Crédit photo Lisiane Fricotté

Remédier à l’empilement de règles résultant de l’existence des 42 régimes de retraite, préserver une certaine solidarité et renforcer l’équité, notamment vis-à-vis des personnes confrontées à de nouvelles formes d’emploi. Les premières orientations de la future réforme ont été mises sur la table. Décryptage sur les enjeux de cette révolution dans le système français de protection sociale.
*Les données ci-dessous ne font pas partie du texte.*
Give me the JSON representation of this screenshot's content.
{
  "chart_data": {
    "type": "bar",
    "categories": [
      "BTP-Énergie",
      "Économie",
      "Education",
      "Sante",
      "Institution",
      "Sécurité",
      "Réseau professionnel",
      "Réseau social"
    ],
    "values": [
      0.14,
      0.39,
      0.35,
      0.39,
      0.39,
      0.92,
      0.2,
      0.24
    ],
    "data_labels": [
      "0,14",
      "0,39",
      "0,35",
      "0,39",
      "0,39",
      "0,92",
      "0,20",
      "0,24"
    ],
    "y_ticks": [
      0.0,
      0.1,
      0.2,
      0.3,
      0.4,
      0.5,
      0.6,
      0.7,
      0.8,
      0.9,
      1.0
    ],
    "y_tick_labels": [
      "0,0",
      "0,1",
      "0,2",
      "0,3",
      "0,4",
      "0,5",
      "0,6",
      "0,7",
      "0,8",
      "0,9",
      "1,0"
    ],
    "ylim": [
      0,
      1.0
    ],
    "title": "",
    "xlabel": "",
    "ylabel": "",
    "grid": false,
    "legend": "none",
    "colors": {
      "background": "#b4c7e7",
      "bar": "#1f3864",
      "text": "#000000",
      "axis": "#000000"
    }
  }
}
Consultation citoyenne, ateliers participatifs, concertation avec les partenaires sociaux. La volonté affichée par l’exécutif de faire de la pédagogie suffira-t-elle pour enrayer le caractère potentiellement explosif de la réforme des retraites ? En tout cas, force est de constater que le Gouvernement, à travers la ministre des Solidarités et de la Santé Agnès Buzyn, avance pas à pas et que le haut-commissaire à la réforme des retraites, Jean-Paul Delevoye, lève progressivement le voile sur les contours de la réforme. La concertation avec les partenaires sociaux dure maintenant depuis plus de six mois puisqu’elle a été ouverte en avril 2018. En parallèle, un dispositif de consultation en ligne a été mis en place sur une plateforme participative.

Mais c’est le 10 octobre dernier que les organisations syndicales et patronales représentatives se sont réunies au ministère des Solidarités et de la Santé et qu’ont été dévoilées les grandes orientations retenues, sonnant le véritable coup d’envoi de la réforme. Parmi les leviers servant à définir le futur système, les questions relatives à l’âge de la retraite et au principe de calcul de la pension sont au cœur des débats.
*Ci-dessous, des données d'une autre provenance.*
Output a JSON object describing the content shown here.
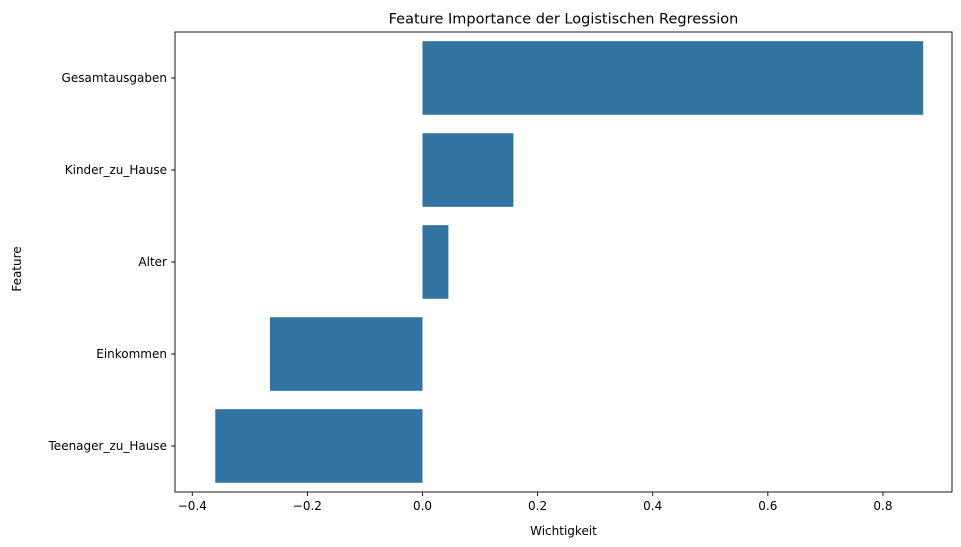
{
  "chart_data": {
    "type": "bar",
    "orientation": "horizontal",
    "title": "Feature Importance der Logistischen Regression",
    "xlabel": "Wichtigkeit",
    "ylabel": "Feature",
    "categories": [
      "Gesamtausgaben",
      "Kinder_zu_Hause",
      "Alter",
      "Einkommen",
      "Teenager_zu_Hause"
    ],
    "values": [
      0.87,
      0.158,
      0.045,
      -0.265,
      -0.36
    ],
    "xlim": [
      -0.43,
      0.92
    ],
    "xticks": [
      -0.4,
      -0.2,
      0.0,
      0.2,
      0.4,
      0.6,
      0.8
    ],
    "xtick_labels": [
      "−0.4",
      "−0.2",
      "0.0",
      "0.2",
      "0.4",
      "0.6",
      "0.8"
    ],
    "grid": false,
    "legend": "none",
    "colors": {
      "bar": "#3274a1",
      "axis": "#000000"
    }
  }
}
Le 5 novembre dernier, une nouvelle étape a débuté avec des réunions bilatérales, qui « viseront à approfondir le travail effectué jusqu’ici et, en particulier, à examiner les questions relatives à la gouvernance, au pilotage et à l’organisation du système universel, aux différents sujets liés aux conditions de départ, à l’examen des situations particulières, ainsi qu’aux modalités de transition entre l’ancien et le nouveau système », indique-t-on dans les sphères gouvernementales. Autant dire que beaucoup reste à faire. Les premières réunions portent sur l’examen des modalités d’entrée en vigueur de la réforme des retraites et sur les générations concernées. Ne seraient pas concernées par la réforme les personnes qui seront à moins de cinq ans de l’âge de départ lors de l’adoption de la loi. Celle-ci devant être adoptée en 2019, les générations jusqu’en 1962 (susceptibles de partir d’ici 2024) seraient en dehors du nouveau système. Restent à connaître les détails de cette règle, selon les cas particuliers comme les départs anticipés.

Nouvelle borne d’âge ?

En réalité, pour les salariés du secteur privé, la réforme commencera par le socle complémentaire et ce, dès le 1er janvier 2019, avec l’instauration d’un système de décote temporaire pour les personnes qui partiront dès l’âge légal. Concernant la future réforme, « il y aura toujours un âge légal de la retraite à partir duquel on pourra liquider ses droits. Il restera fixé à 62 ans », martèlent les autorités politiques. Mais il n’est pas exclu qu’une autre borne d’âge soit fixée : un âge pivot à partir duquel la personne pourrait faire liquider ses droits, sans décote temporaire. Une règle directement inspirée de ce qui sera effectif dans le régime complémentaire unifié (Agirc-Arrco). Les réactions sur l’éventuelle extension de ce mécanisme au futur régime de retraite ne se sont pas fait attendre. Pour les représentants syndicaux, pas question de revenir sur l’âge légal.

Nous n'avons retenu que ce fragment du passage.